Les mathématiciens de l’University College London mettent des bâtons dans les roues de la machine cosmologique standard. Avec leurs collègues de l’Université de Californie, Davis en a publié la preuve. Il dit que nous n’avons pas besoin d’énergie noire pour expliquer pourquoi l’univers se développe plus rapidement. C’est un coup dur. Un coup direct au modèle Lambda-Cold Dark Matter. Le modèle standard qui trône confortablement à table depuis près de trente ans.
Cela a commencé, en quelque sorte, avec Einstein. En 1915, il écrivait des équations pour la relativité générale et la gravité. Il voulait un univers statique. Il a ajouté un facteur anti-gravité pour que les étoiles restent immobiles. Il l’appelait la constante cosmologique. Puis Edwin Hubble a levé les yeux en 1929 et a montré que l’univers était réellement en expansion. Einstein a qualifié cette constante de « plus grande erreur ». Il a dit qu’il n’avait pas prévu l’expansion parce qu’il s’accrochait à une idée erronée.
Mais ensuite, les années 90 sont arrivées. Une expansion accélérée a été constatée. Alors ils ont ramené la constante. C’était interchangeable avec ce qu’ils ont commencé à appeler l’énergie noire.
Blake Temple, professeur à l’UC Davis, souligne que la cosmologie moderne repose sur la famille des espaces-temps de Friedmann. Nommé d’après Alexandre Friedmann. Qui a résolu les équations de champ d’Einstein au cours de la 22e année du siècle dernier ?

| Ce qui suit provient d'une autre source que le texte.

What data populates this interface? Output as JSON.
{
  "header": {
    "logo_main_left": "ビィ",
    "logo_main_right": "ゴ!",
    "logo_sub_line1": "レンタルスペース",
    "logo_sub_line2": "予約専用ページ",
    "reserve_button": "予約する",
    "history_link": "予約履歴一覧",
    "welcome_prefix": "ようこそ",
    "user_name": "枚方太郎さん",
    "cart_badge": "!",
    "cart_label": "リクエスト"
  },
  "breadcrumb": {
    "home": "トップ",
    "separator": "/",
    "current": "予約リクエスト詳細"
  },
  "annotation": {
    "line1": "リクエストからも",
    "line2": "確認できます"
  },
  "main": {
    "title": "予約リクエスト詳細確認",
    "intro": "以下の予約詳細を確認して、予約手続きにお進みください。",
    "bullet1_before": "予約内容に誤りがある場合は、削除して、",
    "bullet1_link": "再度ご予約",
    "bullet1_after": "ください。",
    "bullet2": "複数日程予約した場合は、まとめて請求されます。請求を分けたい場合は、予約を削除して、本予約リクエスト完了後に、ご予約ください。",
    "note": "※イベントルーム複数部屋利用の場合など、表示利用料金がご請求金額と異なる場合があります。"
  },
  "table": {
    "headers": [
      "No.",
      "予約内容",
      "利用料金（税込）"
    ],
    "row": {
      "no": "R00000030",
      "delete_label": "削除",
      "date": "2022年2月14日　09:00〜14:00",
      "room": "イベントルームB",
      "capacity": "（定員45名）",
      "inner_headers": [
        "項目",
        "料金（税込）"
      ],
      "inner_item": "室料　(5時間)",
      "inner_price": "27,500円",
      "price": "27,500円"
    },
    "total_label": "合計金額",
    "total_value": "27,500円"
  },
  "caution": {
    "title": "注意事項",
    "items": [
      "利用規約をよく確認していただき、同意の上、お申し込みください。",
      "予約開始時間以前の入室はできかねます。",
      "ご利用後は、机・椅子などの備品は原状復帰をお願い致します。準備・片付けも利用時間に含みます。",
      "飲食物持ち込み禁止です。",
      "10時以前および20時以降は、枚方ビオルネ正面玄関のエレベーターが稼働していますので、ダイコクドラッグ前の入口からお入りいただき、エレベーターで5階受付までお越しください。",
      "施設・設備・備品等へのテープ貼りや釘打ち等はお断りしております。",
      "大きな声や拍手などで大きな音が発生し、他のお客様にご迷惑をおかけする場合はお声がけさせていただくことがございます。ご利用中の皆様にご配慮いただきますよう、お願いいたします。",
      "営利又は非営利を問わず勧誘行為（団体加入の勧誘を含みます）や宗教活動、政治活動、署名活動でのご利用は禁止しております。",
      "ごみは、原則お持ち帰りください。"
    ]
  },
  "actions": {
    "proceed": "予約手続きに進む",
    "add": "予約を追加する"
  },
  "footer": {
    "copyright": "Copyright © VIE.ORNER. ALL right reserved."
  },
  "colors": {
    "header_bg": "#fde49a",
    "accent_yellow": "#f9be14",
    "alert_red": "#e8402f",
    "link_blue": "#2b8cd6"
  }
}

Friedmann a envoyé ses solutions à Einstein. Einstein a dit non. L’univers était statique, n’est-ce pas ? Friedmann a insisté. Einstein a accepté le calcul. En 1931, il avait pleinement accepté le modèle d’univers en expansion basé sur ces espaces-temps de Friedmann. Il l’a même qualifié de beau.
« La famille Friedmann des espaces-temps a été le point de départ de la cosmologie moderne »
Voici le nouveau papier. Cela prouve que ces espaces-temps sont instables. Complètement. Instable aux perturbations radiales. A chaque commande.
Temple et son équipe ont cherché une alternative. Peut-être que ce n’était pas une énergie mystérieuse qui provoquait l’accélération. C’était peut-être une onde de choc. L’accélération anormale pourrait être la vague en expansion qui suit cette onde de choc. Ils ont trouvé des solutions auto-similaires datant de l’époque des radiations du Big That Bang qui correspondent à cette description.
Auto-similaire. Cela signifie que le motif est identique, quelle que soit la façon dont vous le mettez à l’échelle.
Ils ont utilisé ces équations pour traiter le modèle cosmologique standard comme point de repos. Ensuite, ils ont vérifié la stabilité. Ils ont prouvé que, tout comme le modèle statique d’Einstein avant lui, les espaces-temps de Friedmann s’effondrent sous l’effet de perturbations à grande échelle.
“Cela semble exclure le modèle Lambda-Cold Dark Matter”, a déclaré Temple. Avec ou sans énergie noire. Ce n’est pas une solution stable et viable.
L’implication est compliquée. Si vous regardez le centre de symétrie, le Big Bang ressemble exactement à l’espace-temps de Friedmann auquel nous nous attendons. Mais loin de ce centre ? Vous voyez des accélérations qui s’éloignent de ce modèle standard.
L’accélération de l’univers s’avère être une conséquence directe des équations d’Einstein-Euler. Vous n’avez pas besoin d’insérer une constante. Vous n’avez pas besoin que la matière noire sépare les choses. Le calcul fonctionne.
Et cela défie une autre vache sacrée. Le principe copernicien. L’idée que nous ne sommes pas dans un endroit spécial.
Temple soutient que le modèle standard actuel et leur nouvelle solution de symétrie sphérique nous obligent à nous situer dans un emplacement très spécifique et spécial pour que les modèles puissent fonctionner physiquement.
« Si ce principe exclut l’un, il doit exclure l’autre. »
Le document est paru dans les Proceedings of the Royal Society A cette semaine. C. Alexander et autres. 2026 semble-t-il ? La date semble postérieure dans la citation, mais l’impact est maintenant.
Que faire d’un univers qui s’étend naturellement ? Sans les bagages supplémentaires ? Peut-être que nous recherchions juste des fantômes. Les équations ont toujours fait le gros du travail. Ou peut-être que le principe copernicien obtient enfin ce qu’il mérite.